The real problem of the system is the state based system, where winning a narrow majority in a state is equivalent to winning a landslide, since you get the same amount of power. Also, the fact that different people get different leverage based on whether they live in a smaller or larger state is highly unfair.
The electors themselves have not actually decided an election in a hundred years or more (as in, electors deciding against the official choice of their state). While they legally could, I would bet you however much you want that they would get literally lynched, if not arrested and replaced, if they tried to.
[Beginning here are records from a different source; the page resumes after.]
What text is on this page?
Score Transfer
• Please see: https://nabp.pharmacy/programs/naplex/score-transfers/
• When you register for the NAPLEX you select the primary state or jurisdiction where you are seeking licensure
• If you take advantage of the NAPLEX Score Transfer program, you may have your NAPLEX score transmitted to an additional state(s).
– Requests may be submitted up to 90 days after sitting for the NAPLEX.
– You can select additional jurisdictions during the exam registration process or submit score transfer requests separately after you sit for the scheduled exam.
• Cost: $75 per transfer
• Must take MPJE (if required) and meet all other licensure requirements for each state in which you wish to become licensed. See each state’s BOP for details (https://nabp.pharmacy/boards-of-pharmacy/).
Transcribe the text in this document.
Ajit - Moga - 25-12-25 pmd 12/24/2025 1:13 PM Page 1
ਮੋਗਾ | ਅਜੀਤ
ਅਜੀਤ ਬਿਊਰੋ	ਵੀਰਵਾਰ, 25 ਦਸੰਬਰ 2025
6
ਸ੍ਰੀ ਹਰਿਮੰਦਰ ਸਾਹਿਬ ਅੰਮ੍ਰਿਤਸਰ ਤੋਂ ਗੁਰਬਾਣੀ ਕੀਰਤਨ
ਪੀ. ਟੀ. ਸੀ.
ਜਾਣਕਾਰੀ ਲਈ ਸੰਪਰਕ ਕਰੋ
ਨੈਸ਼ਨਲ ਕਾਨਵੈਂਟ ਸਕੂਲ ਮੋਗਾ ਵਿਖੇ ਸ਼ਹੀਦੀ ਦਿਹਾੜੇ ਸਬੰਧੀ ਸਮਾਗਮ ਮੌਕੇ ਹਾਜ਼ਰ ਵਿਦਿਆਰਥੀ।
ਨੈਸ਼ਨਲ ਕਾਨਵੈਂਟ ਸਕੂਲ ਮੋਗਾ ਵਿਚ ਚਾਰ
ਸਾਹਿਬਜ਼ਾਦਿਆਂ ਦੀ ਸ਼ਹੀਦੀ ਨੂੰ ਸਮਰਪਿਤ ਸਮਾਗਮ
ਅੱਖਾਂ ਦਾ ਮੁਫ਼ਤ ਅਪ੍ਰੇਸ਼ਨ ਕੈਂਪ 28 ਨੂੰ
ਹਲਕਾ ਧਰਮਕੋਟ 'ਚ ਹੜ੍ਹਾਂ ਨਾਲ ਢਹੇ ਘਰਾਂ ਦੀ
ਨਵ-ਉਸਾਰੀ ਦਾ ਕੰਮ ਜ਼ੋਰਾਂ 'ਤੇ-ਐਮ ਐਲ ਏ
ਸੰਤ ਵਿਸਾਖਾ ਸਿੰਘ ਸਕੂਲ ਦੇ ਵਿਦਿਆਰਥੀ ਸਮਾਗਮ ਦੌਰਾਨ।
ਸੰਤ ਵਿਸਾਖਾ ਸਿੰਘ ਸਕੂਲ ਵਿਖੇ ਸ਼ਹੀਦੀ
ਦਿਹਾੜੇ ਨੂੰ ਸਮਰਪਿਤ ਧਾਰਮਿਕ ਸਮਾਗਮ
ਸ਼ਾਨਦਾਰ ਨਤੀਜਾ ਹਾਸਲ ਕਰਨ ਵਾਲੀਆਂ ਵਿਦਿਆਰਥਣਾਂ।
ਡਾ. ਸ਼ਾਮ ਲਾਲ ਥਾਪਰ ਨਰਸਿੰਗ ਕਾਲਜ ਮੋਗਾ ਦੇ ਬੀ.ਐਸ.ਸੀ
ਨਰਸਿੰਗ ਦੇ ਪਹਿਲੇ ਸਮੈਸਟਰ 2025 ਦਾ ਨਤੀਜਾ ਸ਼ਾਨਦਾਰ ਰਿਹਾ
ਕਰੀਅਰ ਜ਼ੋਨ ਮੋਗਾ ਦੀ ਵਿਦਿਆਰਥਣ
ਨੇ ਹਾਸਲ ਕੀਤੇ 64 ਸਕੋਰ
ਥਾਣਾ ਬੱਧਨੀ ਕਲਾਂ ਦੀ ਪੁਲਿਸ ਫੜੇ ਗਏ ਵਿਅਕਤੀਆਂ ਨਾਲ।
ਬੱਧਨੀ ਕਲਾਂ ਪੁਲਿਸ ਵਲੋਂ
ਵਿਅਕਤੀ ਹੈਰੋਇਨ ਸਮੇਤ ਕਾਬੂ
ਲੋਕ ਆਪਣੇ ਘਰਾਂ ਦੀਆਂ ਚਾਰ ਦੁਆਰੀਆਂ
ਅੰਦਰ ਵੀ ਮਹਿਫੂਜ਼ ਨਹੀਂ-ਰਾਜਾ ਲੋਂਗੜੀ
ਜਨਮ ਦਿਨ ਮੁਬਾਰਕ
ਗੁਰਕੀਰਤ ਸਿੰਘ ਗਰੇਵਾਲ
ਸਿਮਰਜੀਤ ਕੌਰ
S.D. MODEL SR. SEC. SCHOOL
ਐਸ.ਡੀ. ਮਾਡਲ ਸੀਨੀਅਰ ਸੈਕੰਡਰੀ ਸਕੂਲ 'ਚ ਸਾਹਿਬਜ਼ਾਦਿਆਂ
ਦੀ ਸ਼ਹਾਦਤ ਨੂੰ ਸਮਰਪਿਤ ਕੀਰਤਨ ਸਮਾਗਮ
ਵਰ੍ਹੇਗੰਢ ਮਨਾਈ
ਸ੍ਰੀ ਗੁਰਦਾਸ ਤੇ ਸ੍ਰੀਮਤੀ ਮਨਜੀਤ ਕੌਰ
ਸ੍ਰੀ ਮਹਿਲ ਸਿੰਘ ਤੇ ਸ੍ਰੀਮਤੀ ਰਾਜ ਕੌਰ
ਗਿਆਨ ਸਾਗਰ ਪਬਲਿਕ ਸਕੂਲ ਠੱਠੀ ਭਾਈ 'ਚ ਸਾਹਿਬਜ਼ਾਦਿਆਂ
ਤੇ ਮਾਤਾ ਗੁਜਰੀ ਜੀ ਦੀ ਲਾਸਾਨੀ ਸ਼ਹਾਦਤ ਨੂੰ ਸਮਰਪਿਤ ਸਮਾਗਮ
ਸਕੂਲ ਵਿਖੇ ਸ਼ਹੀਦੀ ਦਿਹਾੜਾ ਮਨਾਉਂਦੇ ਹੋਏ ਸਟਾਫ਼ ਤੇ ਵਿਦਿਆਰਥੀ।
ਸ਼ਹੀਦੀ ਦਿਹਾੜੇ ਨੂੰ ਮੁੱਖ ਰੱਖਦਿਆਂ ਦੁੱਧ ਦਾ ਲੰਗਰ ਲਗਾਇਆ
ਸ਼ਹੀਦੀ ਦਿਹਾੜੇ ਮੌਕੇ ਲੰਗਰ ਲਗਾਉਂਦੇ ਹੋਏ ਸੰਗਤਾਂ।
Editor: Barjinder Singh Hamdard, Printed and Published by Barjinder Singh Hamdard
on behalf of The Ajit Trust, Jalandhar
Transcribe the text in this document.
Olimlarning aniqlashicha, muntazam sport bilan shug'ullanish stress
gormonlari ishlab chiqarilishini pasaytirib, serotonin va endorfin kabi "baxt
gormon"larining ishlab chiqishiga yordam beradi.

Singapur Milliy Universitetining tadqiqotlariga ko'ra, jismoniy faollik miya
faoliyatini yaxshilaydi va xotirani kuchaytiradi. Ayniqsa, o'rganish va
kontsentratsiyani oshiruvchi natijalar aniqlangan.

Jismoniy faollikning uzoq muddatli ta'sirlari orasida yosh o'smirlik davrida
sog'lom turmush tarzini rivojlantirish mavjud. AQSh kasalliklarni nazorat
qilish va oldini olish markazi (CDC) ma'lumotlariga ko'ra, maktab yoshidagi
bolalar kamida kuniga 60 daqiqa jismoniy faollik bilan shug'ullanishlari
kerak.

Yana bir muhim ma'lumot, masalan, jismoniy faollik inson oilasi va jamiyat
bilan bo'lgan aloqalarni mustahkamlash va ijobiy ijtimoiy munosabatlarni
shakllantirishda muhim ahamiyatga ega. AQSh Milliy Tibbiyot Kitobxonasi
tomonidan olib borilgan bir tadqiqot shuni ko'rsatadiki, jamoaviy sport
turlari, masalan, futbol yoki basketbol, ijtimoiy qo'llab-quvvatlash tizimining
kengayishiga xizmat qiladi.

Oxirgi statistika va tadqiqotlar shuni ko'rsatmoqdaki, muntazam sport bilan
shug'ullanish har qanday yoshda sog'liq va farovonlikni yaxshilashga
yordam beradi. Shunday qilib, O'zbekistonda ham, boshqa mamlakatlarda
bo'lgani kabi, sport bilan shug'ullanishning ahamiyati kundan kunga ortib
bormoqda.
For all practical purposes, the USA has a weighted state-based popular vote system, where the president is the one who wins a majority in states with enough weight.
Edit: researching a little bit more, the electors have never changed the result of the presidential election. The closest they ever came was in 1836 when enough electors ignored their state's vote for vice-president, and still the VP who won the by-state popular vote got elected later in congress. The president was separate and won the electoral college per the popular vote as normal.
So, this concept that electors serve some purpose to safeguard democracy from populism is a pure fantasy. It may be a fantasy that the founders shared, but it has never panned out in reality.
That's the point of the Electoral College. It weeds out groupthink, which is the downfall of direct democracy.
It's not stupid just because you refuse to use it right.